You’ll need an assessment to work out the level of help you get. Your rate will be regularly reassessed to make sure you’re getting the right support.

 

What is the transition from DLA to PIPs?

If you’re on DLA and were 65 or older on 8 April 2013, these changes won’t affect you (you’ll stay on DLA and you don’t need to worry about PIP).

If you’re getting DLA at the moment, your claim will stop and you’ll need to claim PIP instead. This will happen even if you have a ‘lifetime’ or ‘indefinite’ award for DLA.

 

When will this transition be complete?

The Department for Work and Pensions (DWP) haven’t published the details of when people will have to claim PIP, so unfortunately we can’t be more specific than it happening at some point in the next 3 years.

 

What do I need to do?

You don’t automatically swap from one benefit to the other. You’ll get a letter in the post from the DWP to tell you that your claim for DLA will end and that you’ll need to make a new claim for PIP. 

 

What is the process?

1. The first step of the process is to wait and receive a letter from DWP. 
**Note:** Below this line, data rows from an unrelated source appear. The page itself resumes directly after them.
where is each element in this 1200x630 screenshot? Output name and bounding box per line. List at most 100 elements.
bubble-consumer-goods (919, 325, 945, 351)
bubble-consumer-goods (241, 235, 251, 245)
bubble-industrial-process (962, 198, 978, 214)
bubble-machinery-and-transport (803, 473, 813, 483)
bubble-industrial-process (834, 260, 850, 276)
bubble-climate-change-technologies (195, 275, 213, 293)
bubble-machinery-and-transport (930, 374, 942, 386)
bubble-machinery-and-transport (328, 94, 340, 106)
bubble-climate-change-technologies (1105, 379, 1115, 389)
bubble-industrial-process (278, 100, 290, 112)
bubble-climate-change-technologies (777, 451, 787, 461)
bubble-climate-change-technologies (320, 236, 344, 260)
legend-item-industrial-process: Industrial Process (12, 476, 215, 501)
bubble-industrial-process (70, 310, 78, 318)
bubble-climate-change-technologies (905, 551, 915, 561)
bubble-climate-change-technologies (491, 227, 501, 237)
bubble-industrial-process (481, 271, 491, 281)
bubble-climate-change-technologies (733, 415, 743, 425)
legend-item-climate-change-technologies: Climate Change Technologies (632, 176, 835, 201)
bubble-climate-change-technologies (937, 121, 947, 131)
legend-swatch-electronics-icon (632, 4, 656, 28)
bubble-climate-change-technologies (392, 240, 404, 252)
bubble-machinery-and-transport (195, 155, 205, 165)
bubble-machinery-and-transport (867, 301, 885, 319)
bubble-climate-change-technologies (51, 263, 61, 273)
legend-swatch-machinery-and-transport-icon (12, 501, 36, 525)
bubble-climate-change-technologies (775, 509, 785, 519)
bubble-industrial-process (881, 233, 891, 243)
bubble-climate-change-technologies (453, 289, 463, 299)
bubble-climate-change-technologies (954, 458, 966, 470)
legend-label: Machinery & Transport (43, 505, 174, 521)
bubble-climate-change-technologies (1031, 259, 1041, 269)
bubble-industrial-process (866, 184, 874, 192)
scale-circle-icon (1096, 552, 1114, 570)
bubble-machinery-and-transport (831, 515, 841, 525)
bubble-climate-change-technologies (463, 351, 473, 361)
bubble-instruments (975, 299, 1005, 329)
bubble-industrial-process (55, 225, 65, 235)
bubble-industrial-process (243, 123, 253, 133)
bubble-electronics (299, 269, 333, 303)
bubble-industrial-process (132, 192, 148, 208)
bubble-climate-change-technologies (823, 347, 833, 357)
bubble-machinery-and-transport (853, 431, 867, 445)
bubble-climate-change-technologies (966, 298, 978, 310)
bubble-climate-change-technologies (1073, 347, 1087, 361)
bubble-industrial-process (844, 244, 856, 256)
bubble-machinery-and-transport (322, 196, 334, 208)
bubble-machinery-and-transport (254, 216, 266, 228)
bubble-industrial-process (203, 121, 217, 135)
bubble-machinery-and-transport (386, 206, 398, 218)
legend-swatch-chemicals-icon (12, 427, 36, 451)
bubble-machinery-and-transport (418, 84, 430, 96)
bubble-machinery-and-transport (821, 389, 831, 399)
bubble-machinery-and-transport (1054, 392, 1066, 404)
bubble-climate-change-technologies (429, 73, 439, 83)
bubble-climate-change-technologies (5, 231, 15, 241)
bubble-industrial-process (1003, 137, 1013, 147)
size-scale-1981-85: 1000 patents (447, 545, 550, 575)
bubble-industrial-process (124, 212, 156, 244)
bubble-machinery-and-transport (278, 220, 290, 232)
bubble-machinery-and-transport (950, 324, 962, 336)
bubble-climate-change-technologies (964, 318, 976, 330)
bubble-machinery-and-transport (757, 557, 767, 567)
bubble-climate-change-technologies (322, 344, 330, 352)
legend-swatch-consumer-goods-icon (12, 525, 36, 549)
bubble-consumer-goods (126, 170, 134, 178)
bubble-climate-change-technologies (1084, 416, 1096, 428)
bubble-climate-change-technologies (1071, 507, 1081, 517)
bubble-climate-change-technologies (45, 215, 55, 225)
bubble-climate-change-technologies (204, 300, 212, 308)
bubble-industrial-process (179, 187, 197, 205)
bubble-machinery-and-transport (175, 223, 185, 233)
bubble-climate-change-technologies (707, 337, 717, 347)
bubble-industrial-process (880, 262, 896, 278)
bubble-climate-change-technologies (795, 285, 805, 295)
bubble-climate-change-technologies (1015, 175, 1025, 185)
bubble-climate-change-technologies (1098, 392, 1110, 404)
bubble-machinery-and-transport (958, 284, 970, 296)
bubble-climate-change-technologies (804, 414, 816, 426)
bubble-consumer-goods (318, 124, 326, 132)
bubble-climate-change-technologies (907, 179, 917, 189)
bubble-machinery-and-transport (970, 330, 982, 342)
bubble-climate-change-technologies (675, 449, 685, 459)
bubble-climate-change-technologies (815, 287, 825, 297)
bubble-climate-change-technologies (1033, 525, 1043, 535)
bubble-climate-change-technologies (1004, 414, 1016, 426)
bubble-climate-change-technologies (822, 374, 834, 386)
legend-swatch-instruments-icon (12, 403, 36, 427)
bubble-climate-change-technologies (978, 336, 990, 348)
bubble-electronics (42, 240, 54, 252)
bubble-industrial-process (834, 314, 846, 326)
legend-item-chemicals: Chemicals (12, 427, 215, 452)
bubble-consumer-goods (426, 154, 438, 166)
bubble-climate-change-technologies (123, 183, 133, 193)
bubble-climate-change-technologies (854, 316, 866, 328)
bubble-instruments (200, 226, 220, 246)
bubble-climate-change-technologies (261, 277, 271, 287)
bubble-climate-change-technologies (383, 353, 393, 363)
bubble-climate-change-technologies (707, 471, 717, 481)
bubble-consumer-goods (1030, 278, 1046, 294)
It’s best not to apply for PIP until you’re told to by the DWP - you’re not guaranteed to get it, so you’d risk losing your DLA.

2. Once you have received a letter, start your claim by calling the DWP

3. Fill in the PIP1 claim form they send on to you (a sample of the form can be found online)

4. Go to a face-to-face assessment

Most people have to do this.

5. Receive a decision regarding your claim

a. If you agree with the decision regarding your PIP no further action from yourself is needed.

b. If you disagree with the outcome you can appeal. (See point 6 below).

6. You have 1 month to challenge the decision, stating the reasons why and supplying additional supporting medical evidence; this is called a Mandatory Reconsideration. This goes to a Decision Maker who reviews the information to determine if it can be revised and supplies a Mandatory Reconsideration Notice informing the client of their decision.  

7. If a person does not agree with the decision of the Mandatory Reconsideration Notice, they have 1 month to appeal to a First Tier Tribunal resulting in a hearing.